Ask.com's Nan Guo, Director of Engineering, Content & Answers, accepts an OakTech Innovator Award Thursday
The notion of Oakland as a center of technology innovation is starting to look real.
Thursday night, the business association TwoPointOak held its OakTech Innovator Awards and drew hundreds of tech entrepreneurs, investors, tech industry employees and people who want to believe in Oakland as a slice of Silicon Valley.
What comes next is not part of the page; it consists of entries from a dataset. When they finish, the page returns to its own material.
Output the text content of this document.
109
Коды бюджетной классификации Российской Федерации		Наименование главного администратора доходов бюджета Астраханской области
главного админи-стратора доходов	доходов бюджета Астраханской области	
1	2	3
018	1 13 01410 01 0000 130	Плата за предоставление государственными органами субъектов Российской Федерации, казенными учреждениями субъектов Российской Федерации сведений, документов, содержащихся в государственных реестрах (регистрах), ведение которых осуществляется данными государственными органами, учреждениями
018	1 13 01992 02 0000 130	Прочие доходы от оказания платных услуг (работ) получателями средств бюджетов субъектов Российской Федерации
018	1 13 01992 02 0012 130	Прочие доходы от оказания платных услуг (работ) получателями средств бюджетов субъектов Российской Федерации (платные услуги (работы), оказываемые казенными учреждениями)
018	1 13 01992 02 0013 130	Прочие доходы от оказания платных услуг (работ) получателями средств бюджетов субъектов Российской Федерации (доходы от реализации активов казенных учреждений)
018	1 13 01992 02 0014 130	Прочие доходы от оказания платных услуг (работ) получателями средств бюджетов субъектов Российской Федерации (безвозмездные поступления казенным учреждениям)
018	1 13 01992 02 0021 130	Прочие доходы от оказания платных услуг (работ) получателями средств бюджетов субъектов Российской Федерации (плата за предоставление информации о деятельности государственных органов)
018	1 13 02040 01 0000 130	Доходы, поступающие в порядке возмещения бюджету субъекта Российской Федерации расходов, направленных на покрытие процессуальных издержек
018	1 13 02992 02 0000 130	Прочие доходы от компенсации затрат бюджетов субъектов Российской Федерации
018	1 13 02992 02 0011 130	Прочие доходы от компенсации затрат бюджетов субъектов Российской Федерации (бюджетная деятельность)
Sure, it was a beautiful night in the rooftop garden of the Kaiser Convention Center where the award celebration took place, but it was much more than that.
In the weeks prior to the awards night, 800 votes were logged online from people wanting to choose the most innovative companies in Oakland.
"And they were informed votes," Deborah Acosta, one of the founders of TwoPointOak and organizers of the event, said. "They were from people who know technology."
The four winning Oakland companies chosen among 21 nominees were honored not only for their innovation, but also for job creation and investment in growing their businesses.
Solar Mosaic - a start up that pioneered a way to use crowd funding to allow nonprofit institutions to install solar photovoltaic panels on their rooftops - won the innovator award in the community/open data category.
Integral Group - a mechanical, energy and electrical engineering company focused on green building - won the innovator award in the clean tech category.
Grow California - which organized a giant Clean Tech investment conference in Oakland last year to spur venture capital investment in local clean tech companies - won in the investment category.
And in the category of digital technology, Ask.com - a search engine company, which for years represented Oakland’s technology sector as the largest technology company downtown - won.
As a measure of just how far Oakland has grown in the technology industry landscape, venture capital firms invested $2.5 billion in Oakland area/East Bay companies between 2009 and 2011, according to banker Deborah Boyer, senior vice president of asset management for the Swig Company in Oakland. She said that represents a 40 percent growth from the prior two years. By comparison, Silicon Valley saw 29 percent growth in VC investment during that time, albeit from a much larger base.
Still, with companies like Sungevity, which is the fastest growing residential solar company in the nation, and Pandora Media Inc., the Internet-based music company which served up 1.15 billion hours of listening hours in the month of September alone, as big profile companies that chose Oakland for their headquarters, many observers say a tech renaissance is happening in Oakland.
"Oakland has a legitimate and growing cluster of tech companies," said Steve Lautze, the City of Oakland's green business development director. "Sungevity is the achor of green business here," and is attracting other green or clean tech companies.
Pandora is doing the same for digital based companies. Pandora shares opened at $9.21 a share on the New York Stock Exchange Friday, down slightly from Thursday's close of $9.37 a share. Friday was a downward trending day in general on the stock market, with 81 percent of NYSE stocks trading lower than the previous day, according to Yahoo Finance.
Correction Barbara, not all of these companies are Oakland companies. Grow California is based in Chico! They did business in Oakland by sponsoring a conference - so I guess that makes a lot of different companies eligible to win these awards. Too bad for local Oakland companies when you fudge with the parameters. Maybe someday Oakland can put on an award ceremony that really only does showcase Oakland companies.